MEK Inhibition, Alone or in Combination with BRAF Inhibition, Affects Multiple Functions of Isolated Normal Human Lymphocytes and Dendritic Cells

Trametinib and combination decrease T-lymphocyte cytokine production. The percentage of IFN-γ (A) and IL-17 (B) positive CD4⁺ T cells, and IFN-γ (C) and TNF-α (D) positive CD8⁺ T cells following treatment with dabrafenib or trametinib, alone or in combination was assessed by ICS flow cytometry 24 hours after activation by PMA–ionomycin. The percentage of cytokine-producing cells is shown as a fraction of total CD3⁺CD4⁺ (A and B) or CD3⁺CD8⁺ (C and D) T cells. Mean values with SEM from 8 healthy donors are shown. One-way ANOVA with a Dunnett post test against the untreated control was performed. *, P < 0.05; **, P < 0.01; ***, P < 0.001. Dabrafenib, BRAFi; trametinib, MEKi. Representative flow cytometry data are presented in Supplementary Fig. S2.

Trametinib and combination affect the proliferation of antigen-specific T lymphocytes. The effect of kinase inhibition on in vitro stimulation of peptide-specific CD8⁺T cells was assessed 10 days after stimulation of PBMCs with an HLA-A2–restricted synthetic peptide for EBV BMLF1 (280–288). The percentage of dead PBMCs (A) and percentage of CD3⁺CD8⁺ T cells in the viable PBMC population (B) following 10 days of kinase inhibition are shown. Specific T cells were detected by ICS using fluorescently tagged antibodies to TNF-α (C) and IFN-γ (D). The percentage of TNF-α or IFN-γ producing CD8⁺ T cells was determined by fluorescence-activated cell sorting analysis. Each point represents a mean value from multiple stimulations performed with samples from 6 healthy donors and the mean with SEM is indicated. Two-way ANOVA with a Bonferroni post test against the DMSO control was performed. *, P < 0.05; ***, P < 0.001. Dabrafenib, BRAFi; trametinib, MEKi. Representative flow cytometry data are presented in Supplementary Fig. S3.

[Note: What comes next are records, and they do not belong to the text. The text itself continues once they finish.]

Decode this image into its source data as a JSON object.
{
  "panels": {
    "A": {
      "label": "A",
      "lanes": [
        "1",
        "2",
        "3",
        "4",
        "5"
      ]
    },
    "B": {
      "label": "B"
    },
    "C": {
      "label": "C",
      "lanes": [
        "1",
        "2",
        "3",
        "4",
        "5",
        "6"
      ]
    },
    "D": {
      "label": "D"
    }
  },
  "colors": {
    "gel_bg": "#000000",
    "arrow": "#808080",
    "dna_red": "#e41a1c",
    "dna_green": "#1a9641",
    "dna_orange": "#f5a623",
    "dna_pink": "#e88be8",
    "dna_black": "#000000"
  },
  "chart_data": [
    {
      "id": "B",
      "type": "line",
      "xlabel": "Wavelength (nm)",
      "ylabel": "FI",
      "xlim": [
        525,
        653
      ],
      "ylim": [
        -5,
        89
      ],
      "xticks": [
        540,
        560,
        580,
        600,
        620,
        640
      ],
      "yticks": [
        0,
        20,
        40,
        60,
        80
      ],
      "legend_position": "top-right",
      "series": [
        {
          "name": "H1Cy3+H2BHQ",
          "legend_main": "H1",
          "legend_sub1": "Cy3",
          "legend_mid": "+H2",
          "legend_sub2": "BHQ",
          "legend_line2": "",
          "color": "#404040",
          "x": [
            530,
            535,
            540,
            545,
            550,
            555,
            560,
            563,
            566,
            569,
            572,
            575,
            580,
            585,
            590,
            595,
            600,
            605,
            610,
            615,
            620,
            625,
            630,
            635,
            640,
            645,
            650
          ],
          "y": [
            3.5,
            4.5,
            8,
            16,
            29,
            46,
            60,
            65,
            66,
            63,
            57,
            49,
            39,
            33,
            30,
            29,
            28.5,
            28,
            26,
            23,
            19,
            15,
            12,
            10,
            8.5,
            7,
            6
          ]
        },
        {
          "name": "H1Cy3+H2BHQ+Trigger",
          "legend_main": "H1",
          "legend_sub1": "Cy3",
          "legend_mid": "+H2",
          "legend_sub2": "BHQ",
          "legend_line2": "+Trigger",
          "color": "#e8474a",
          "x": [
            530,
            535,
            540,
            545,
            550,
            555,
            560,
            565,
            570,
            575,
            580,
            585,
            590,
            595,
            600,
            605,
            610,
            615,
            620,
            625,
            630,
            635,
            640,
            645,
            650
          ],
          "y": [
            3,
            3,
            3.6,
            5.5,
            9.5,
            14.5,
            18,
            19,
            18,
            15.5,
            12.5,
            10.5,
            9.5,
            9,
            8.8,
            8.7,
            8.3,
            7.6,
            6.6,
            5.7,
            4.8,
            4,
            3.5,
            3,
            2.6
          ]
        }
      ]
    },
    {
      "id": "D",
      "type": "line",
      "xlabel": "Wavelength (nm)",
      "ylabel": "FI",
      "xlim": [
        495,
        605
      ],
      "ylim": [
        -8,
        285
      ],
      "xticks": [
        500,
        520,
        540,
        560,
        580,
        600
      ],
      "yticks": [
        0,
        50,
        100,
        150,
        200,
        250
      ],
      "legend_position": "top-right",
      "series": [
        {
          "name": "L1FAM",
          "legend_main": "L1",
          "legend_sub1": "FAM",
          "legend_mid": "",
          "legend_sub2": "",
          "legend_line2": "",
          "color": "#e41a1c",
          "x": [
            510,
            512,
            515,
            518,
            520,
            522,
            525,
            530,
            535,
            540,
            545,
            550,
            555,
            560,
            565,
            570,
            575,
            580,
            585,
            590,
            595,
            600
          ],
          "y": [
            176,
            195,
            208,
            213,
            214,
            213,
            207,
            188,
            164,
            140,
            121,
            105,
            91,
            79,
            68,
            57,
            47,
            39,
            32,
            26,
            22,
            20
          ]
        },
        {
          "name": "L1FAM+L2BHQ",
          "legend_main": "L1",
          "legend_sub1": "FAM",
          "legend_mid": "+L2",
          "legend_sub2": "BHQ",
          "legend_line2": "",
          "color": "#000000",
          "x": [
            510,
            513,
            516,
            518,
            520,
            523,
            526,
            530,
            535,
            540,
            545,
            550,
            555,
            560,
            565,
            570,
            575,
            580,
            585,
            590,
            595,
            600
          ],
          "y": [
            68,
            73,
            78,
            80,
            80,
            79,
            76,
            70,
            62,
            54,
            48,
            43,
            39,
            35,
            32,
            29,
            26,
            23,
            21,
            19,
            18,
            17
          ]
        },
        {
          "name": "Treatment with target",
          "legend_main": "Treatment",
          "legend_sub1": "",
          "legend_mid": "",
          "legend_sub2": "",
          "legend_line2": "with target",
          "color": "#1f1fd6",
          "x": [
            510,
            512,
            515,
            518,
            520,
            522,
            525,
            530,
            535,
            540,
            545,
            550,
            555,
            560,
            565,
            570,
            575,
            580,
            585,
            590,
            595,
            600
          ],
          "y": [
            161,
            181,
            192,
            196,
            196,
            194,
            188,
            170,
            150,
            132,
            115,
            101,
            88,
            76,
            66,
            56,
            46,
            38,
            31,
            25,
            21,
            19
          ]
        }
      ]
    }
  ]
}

Dabrafenib and trametinib in combination inhibit cross-presentation in vitro. Immature HLA-specific moDCs were treated for 18 hours with dabrafenib or trametinib, alone or in combination in the presence or absence of NY-ESO-1 peptide (positive control) and NY-ESO-1 protein and His-tag antibody. After 24 hours, an NY-ESO-1–specific, HLA-restricted CD8⁺ T-cell clone was added to the treated and peptide-pulsed moDC to assess cross-presentation of NY-ESO-1 epitope in a standard recognition assay (no drug was present during the 4-hour APC–T-cell coculture) measuring specific cytokine secretion by the T-cell clone upon activation. Non–antigen-pulsed moDCs were used as the negative control (not shown). A, the capacity of HLA-A2⁺ moDCs to cross-present NY-ESO-1–derived epitope (157–165) to the NY-ESO-1–specific CD8⁺ T-cell clone (157-165/HLA-A2) in vitro. B, positive control; following drug treatment, moDCs were pulsed for 1 hour with the synthetic peptide for which the T-cell clone was specific. C, NY-ESO-1 protein with anti-IgG1 isotype control. Mean values with SEM from 4 healthy donors are shown. One-way ANOVA with a Dunnett post test against the control was performed; *, P < 0.05; **, P < 0.01; ***, P < 0.001. Dabrafenib, BRAFi; trametinib, MEKi.